Additionally a similar federally funded program called Youth Enterprise will finish after its funding runs out at the end of June. ‘Youth Enterprise provided programs for young people struggling to remain engaged at school or out of school and interested in learning new skills through Trail Blazers, creative catering, creative girls’ group, Rock the YAC, SNAP photography competition, and assisted them with work placements.’

See Sharon Shostak’s video about the plight of the BYS

Buildings at stake

Deb says, ‘The buildings are under threat in the sense that if BYS closes its doors and can no longer operate, I can’t imagine anyone is going to let either of those building sit empty for long.

‘Council own The Cottage, so it would go back to them, and the state government owns Byron’s Youth Activities Centre (YAC).

‘A few years ago, they tried to zone The Cottage as residential and we had a bit of hooha to keep it. Currently I have a lease there until 2017, but we have to have the funds to keep running programs.’

Learn, earn or go hungry

Deb explains that similar services help young adults at risk, many of which have been slashed or merged. ‘Under the “learn or earn” policy, young people receive nothing if they’re not at school, alternative education or working. Byron Emergency Accommodation Project (BEAP) has merged with the Tweed Family Centre and now operates differently.

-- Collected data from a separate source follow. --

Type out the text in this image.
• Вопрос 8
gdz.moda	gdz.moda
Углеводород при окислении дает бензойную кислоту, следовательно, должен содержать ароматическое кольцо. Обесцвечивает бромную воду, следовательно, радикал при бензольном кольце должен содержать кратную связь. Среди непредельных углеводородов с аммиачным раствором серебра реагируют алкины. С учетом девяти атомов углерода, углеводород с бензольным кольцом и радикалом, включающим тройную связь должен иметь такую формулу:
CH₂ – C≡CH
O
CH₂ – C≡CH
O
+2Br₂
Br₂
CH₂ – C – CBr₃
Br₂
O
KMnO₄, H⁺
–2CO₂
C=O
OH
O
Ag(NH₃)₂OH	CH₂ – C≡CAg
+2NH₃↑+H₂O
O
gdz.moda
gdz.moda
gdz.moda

‘But it only takes those who are over 18 years old.

‘The Youth House has also been “absorbed” into the Tweed Family Centre, and now only has two beds they can use. It used to be five.

‘And it’s a very slow turnover and is in Ballina. There are no rentals there at the moment.

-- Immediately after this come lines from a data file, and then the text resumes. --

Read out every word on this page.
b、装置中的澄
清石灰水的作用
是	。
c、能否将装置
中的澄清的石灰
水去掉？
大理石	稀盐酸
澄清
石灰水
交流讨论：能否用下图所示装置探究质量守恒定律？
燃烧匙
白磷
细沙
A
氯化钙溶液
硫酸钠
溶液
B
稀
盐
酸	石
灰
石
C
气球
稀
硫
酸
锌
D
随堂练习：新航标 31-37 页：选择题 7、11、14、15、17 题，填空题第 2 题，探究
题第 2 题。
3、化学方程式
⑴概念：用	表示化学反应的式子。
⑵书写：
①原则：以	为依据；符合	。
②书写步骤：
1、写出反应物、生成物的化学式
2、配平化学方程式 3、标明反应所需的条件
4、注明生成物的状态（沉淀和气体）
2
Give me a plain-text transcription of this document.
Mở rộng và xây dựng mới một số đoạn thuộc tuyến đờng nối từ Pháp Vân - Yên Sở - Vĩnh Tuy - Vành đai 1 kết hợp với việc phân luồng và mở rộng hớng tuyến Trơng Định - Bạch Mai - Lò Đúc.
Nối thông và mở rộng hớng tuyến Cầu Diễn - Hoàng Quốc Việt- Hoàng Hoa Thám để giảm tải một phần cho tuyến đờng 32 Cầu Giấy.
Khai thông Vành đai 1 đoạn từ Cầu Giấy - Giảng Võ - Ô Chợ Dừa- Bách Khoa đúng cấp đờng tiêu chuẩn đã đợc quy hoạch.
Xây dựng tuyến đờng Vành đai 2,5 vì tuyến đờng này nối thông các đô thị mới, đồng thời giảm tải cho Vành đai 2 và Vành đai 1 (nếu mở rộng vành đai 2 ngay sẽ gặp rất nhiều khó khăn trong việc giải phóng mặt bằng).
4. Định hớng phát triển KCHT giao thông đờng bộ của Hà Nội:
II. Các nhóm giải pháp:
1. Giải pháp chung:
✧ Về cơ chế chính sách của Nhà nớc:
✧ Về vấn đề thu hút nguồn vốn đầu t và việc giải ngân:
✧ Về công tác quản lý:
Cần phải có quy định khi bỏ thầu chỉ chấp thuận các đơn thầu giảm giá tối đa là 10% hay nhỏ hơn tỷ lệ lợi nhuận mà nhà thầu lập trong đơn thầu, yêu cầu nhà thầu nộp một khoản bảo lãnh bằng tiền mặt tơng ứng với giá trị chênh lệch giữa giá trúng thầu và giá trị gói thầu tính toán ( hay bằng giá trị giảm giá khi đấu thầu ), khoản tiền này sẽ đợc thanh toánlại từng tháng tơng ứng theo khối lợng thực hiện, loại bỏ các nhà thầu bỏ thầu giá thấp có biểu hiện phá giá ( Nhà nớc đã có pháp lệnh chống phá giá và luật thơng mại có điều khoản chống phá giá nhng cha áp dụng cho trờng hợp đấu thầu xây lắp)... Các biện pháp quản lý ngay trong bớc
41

‘As for support, there are BYS workers, school counsellors, Reconnect (which also covers Ballina these days, I believe) and then there are professional counsellors, psychologists and psychiatrists, which most people can’t afford.’

Options if leaving home

‘If kids leave home really there’s nothing, especially in the north. They mainly couch surf. Links to Learning is finished, Youth Connections is finished and Youth Enterprise will finish its funding at the end of June. They were all great programs.

‘All in all it’s a sad and sorry picture; even young people who are at risk and unsupported financially at home find it very hard to get benefits. Usually I have to advocate strongly for them just to keep them safe.

‘All the workers that are left in any of the services are working so hard for the same or less money. BYS are down to three core workers. That’s bad… we have to work our arses off let me tell you. Luckily I love the kids, I love my job and I really don’t want to lose it.’

And luckily, a crowdfunding effort is underway to raise funding for The Cottage and Street Cruise.

Major sponsors such as successful local businesses or philanthropists are urgently needed to step up to provide the cash to ensure essential programs can continue, and that young kids at risk have a safe place to go.